Kosovo Village Remembers 106 Civilians Killed in 1999 War

Officials and local residents in Pastasel/Pusto Selo, a village in the Rahovec/Orahovac municipality, commemorated the 22nd anniversary on Wednesday of a massacre of 106 civilians during the Kosovo war in 1999.

"This massacre, and many others that we are commemorating these days all over Kosovo, reminds us of the price we paid for Kosovo's freedom, but it makes us more determined to not make any compromise with freedom, independence and our state," said Acting President Glauk Konjufca, who paid tribute at the village memorial.

"The Serbian state did not even spare children in this massacre. This shows how monstrous [Yugoslav President] Slobodan Milosevic was," Konjufca added.

On the afternoon of March 31, 1999, Serbian military, paramilitary and police forces surrounded the village of around 100 homes, which in previous weeks had doubled its population as many people who had been displaced from other villages by the war had arrived to seek refuge.

Eyewitnesses say that after throwing grenades for an hour, the Serbian forces gathered the locals in a field, separated men from women and began shooting.

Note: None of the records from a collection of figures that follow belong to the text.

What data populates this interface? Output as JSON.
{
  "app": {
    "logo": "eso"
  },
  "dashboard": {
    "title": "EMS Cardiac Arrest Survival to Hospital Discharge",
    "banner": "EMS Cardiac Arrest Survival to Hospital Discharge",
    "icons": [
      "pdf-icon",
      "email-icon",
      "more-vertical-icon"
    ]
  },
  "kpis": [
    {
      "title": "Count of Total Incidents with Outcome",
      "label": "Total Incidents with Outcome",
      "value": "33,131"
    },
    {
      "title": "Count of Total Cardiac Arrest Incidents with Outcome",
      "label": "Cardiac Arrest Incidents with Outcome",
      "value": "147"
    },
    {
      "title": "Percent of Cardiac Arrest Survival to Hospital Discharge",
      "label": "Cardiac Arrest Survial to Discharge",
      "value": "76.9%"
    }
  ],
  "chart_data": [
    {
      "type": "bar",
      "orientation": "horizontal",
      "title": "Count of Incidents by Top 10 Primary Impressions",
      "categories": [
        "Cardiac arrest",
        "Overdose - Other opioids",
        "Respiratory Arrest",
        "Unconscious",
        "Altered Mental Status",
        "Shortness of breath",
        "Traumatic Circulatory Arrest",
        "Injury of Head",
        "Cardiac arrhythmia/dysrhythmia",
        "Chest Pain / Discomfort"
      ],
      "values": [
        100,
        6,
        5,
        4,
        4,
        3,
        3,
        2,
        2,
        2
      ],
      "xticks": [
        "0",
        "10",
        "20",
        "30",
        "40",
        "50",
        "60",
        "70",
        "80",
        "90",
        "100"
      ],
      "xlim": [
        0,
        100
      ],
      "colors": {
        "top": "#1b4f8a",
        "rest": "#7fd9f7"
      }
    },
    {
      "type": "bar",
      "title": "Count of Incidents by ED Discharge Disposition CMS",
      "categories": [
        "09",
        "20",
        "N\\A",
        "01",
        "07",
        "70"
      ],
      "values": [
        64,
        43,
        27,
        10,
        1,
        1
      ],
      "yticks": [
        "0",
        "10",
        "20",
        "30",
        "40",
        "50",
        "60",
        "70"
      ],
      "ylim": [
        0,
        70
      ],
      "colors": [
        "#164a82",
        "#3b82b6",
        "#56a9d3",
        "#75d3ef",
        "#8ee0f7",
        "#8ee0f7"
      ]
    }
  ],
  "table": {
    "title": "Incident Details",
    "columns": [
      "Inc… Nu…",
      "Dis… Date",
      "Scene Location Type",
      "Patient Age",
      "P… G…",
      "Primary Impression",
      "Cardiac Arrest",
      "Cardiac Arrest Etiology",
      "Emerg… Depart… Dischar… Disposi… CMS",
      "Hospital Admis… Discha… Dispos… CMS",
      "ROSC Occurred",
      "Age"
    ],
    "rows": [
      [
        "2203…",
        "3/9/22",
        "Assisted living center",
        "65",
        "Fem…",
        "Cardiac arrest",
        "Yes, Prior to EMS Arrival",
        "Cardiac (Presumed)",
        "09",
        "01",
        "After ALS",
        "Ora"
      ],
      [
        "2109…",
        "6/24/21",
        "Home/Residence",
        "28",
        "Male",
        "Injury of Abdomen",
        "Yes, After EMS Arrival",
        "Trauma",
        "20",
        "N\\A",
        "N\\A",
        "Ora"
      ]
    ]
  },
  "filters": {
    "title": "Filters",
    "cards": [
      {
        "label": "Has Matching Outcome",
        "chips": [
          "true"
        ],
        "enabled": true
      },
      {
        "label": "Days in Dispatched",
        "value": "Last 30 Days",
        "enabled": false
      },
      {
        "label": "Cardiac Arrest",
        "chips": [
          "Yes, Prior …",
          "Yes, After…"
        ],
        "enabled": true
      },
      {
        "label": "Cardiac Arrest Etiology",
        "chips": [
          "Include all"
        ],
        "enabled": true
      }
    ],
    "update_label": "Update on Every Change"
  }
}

"They separated people in groups by 30, depending on their age. Nobody survived from the first group. There were four groups in total, I was in the third group," 77-year-old survivor Tahir Krasniqi said on Wednesday.

The mayor of Rahovec/Orahovac, Smajl Latifi, also paid tribute to the victims.

"Those who were killed were first buried by local residents, but Serb forces exhumed them days afterwards and burned some of the corpses in an attempt to hide the crime," Latifi said.

"Unfortunately, this crime still remains unpunished," he added, calling on Kosovo's judiciary to investigate the crimes.